A rainy and wintery Tuesday afternoon, right before dark, I find myself standing inside a sleek, post-modern, environmentally friendly house, nested in the thick woods; inside, in a brightly lit room behind large glass windows, a group of middle-aged and distinct-looking people sit in a circle sipping warm steamy drinks. A younger-looking woman with big curly hair, cup in hand, stands in front of a board. At first glance, we could very well be witnessing the meeting of some new age, yoga-channeling (or what have you) group, somewhere in Northern California or the Pacific Northwest.
But what in the eyes of an Italian urban dweller like myself looks like a thick northwestern forest is in reality the point where three of the most affluent Boston suburbs, Arlington, Winchester and Lexington, border each other. The elegant wooden structure is the home of Sabrina Amadei (the woman standing) and the group of “followers” have nothing new age about them – unless a common passion for Italian language and culture falls into such a category. Sure, there is soul searching going on here, not necessarily less deep, but definitely of a very different kind.

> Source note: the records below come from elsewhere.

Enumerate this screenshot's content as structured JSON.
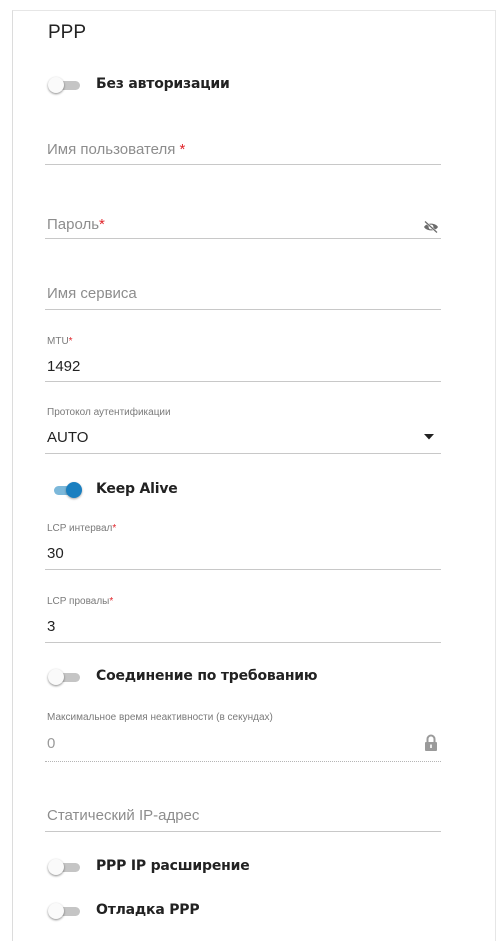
{
  "section": {
    "title": "PPP"
  },
  "toggles": {
    "no_auth": {
      "label": "Без авторизации",
      "on": false
    },
    "keep_alive": {
      "label": "Keep Alive",
      "on": true
    },
    "on_demand": {
      "label": "Соединение по требованию",
      "on": false
    },
    "ppp_ip_ext": {
      "label": "PPP IP расширение",
      "on": false
    },
    "ppp_debug": {
      "label": "Отладка PPP",
      "on": false
    }
  },
  "fields": {
    "username": {
      "placeholder": "Имя пользователя",
      "required_mark": "*",
      "value": ""
    },
    "password": {
      "placeholder": "Пароль",
      "required_mark": "*",
      "value": "",
      "icon": "eye-off-icon"
    },
    "service_name": {
      "placeholder": "Имя сервиса",
      "value": ""
    },
    "mtu": {
      "label": "MTU",
      "required_mark": "*",
      "value": "1492"
    },
    "auth_protocol": {
      "label": "Протокол аутентификации",
      "value": "AUTO",
      "icon": "dropdown-arrow-icon"
    },
    "lcp_interval": {
      "label": "LCP интервал",
      "required_mark": "*",
      "value": "30"
    },
    "lcp_failures": {
      "label": "LCP провалы",
      "required_mark": "*",
      "value": "3"
    },
    "max_idle": {
      "label": "Максимальное время неактивности (в секундах)",
      "value": "0",
      "icon": "lock-icon"
    },
    "static_ip": {
      "placeholder": "Статический IP-адрес",
      "value": ""
    }
  },
  "colors": {
    "accent": "#1a7fc0",
    "required": "#e0242a"
  }
}
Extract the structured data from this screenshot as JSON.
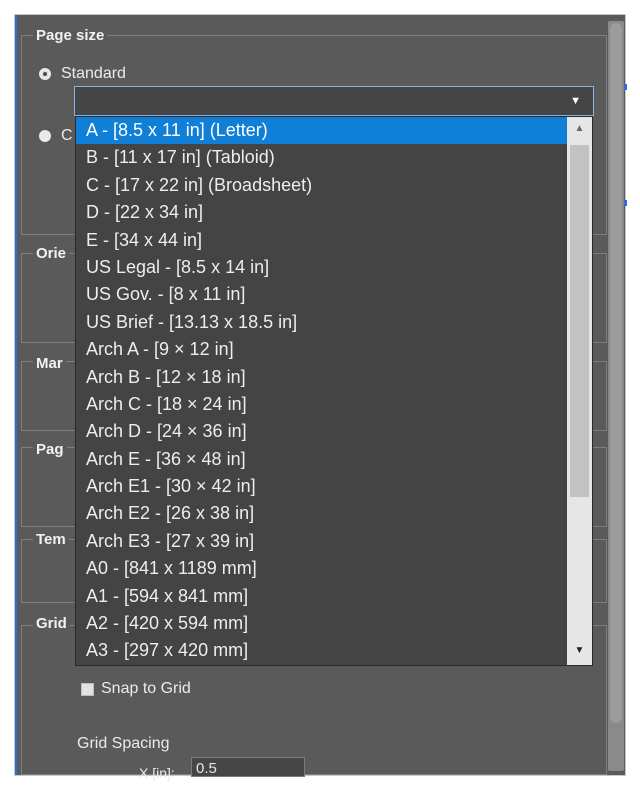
{
  "page_size": {
    "legend": "Page size",
    "standard_label": "Standard",
    "custom_label_partial": "C",
    "selected_value": ""
  },
  "sections": {
    "orientation_partial": "Orie",
    "margins_partial": "Mar",
    "page_partial": "Pag",
    "template_partial": "Tem",
    "grid_partial": "Grid"
  },
  "grid": {
    "snap_label": "Snap to Grid",
    "spacing_label": "Grid Spacing",
    "x_label_partial": "X [in]:",
    "x_value": "0.5"
  },
  "dropdown": {
    "selected_index": 0,
    "items": [
      "A - [8.5 x 11 in] (Letter)",
      "B - [11 x 17 in] (Tabloid)",
      "C - [17 x 22 in] (Broadsheet)",
      "D - [22 x 34 in]",
      "E - [34 x 44 in]",
      "US Legal - [8.5 x 14 in]",
      "US Gov. - [8 x 11 in]",
      "US Brief - [13.13 x 18.5 in]",
      "Arch A - [9 × 12 in]",
      "Arch B - [12 × 18 in]",
      "Arch C - [18 × 24 in]",
      "Arch D - [24 × 36 in]",
      "Arch E - [36 × 48 in]",
      "Arch E1 - [30 × 42 in]",
      "Arch E2 - [26 x 38 in]",
      "Arch E3 - [27 x 39 in]",
      "A0 - [841 x 1189 mm]",
      "A1 - [594 x 841 mm]",
      "A2 - [420 x 594 mm]",
      "A3 - [297 x 420 mm]"
    ]
  },
  "icons": {
    "select_arrow": "▼",
    "scroll_up": "▲",
    "scroll_down": "▼"
  }
}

“I want people to have fun when they come here,” says Sabrina, a bright eyed, restless woman whose age is only given away by the two twenty-something sons hanging around the house. “At the end of the class some say: ‘When I came here I was sad and now I am happy.’ And when that happens I am happy too. And if they are happy and they have fun they also learn more.”
“They” are Sabrina’s students of Italian – over thirty of them, at the moment between group and individual tutoring classes; “here” is the house she basically transformed into a full-time Italian school after divorcing her husband of 27 years. “Happy,” is really the keyword of the entire operation she has been running here – first part-time, then basically full-time for the past four years, over the course of which, by her own admission, business has boomed, all the way to a fourfold revenue increase.
In fact the teaching “bug” has always been inside her, since her early teenage years, when she was giving modern dance lessons in her native Verona. After studying foreign languages at the university and spending time in Germany and England to perfect them, she kept tutoring to students of English and German while working as a guide, an interpreter and finally as a representative at the local public tourist office. One of her ‘clients’ was, in fact, Sabrina’s future husband — at the time an American tourist in the “city of love.” “I met him, knew him for three days, and immediately decided to follow him to the United States,” she recalls. “I bought the ticket while my parents were on vacation, and when they came back I presented it to them as a ‘done deal’.”
The teaching continued in the United States, in Houston – where the newlyweds first moved to —, then in Boston where they settled a few years later. “The fact that my father, in the meantime, became an important local politician helped me get started, through contacts at the consulate and Italian associations,” she admits. Yet what really drove Sabrina’s career from the start was an indomitable passion for Italian language and culture — a passion that almost 30 years later is anything but fading away.
“I do not only want to teach language but I also want to create a true Italian cultural environment,” she says while showing me pictures of the various activities that in the past four years have been taking place in her modern Italian-looking residence (most of which she actually designed herself, putting the interior design degree she earned in the United States to good use).
Thus, the kitchen became a classroom for cooking classes, the living room a home made movie theater where on weekend nights she would show the latest Italian movies, “the ones that my students cannot easily find here” as part of a teaching series on contemporary Italian cinema. And lately Sabrina’s residence also became a makeshift travel agency, from where together with some of her most faithful, returning, students she plans field trips to Italy where the term “full immersion” takes a whole different meaning altogether.
“It all began with night classes at Carlysle community college 21 years ago,” she points out, “a place where I still teach once a week and still use as an excellent starting point for the word-of-mouth recruiting of new students – mostly middle-aged, well-off, well-cultured Italy enthusiasts who do not necessarily come from Italian-American households,” explains Sabrina, a first-hand witness over the years of the ever-growing fascination for Italy in the United States.
“Then, at some point, when the reality of being a divorced mother of two college-age sons hit me, I made a virtue out of a necessity,” Sabrina recalls. “Now I teach all levels, from absolute beginners to advanced conversation; the preparation of classes is not too hard thanks to my 30 years of experience, however there is an enormous work of scheduling and planning behind it all.”
As a result, her business is booming and so is the perception of Italy among the many Bostonians who venture (some even more than once a week) to this part house, part school, part cultural center in the woods of suburban Boston to learn and practice the language of Opera, arts and good food.
“There is more than enough sad and worrisome news coming out of my country nowadays. I, on the other hand, try to downplay it to the point of ignoring reality, and fuel the idealized image many have of Italy,” she confesses, “and do my best, every day, to remind Americans how beautiful it is.”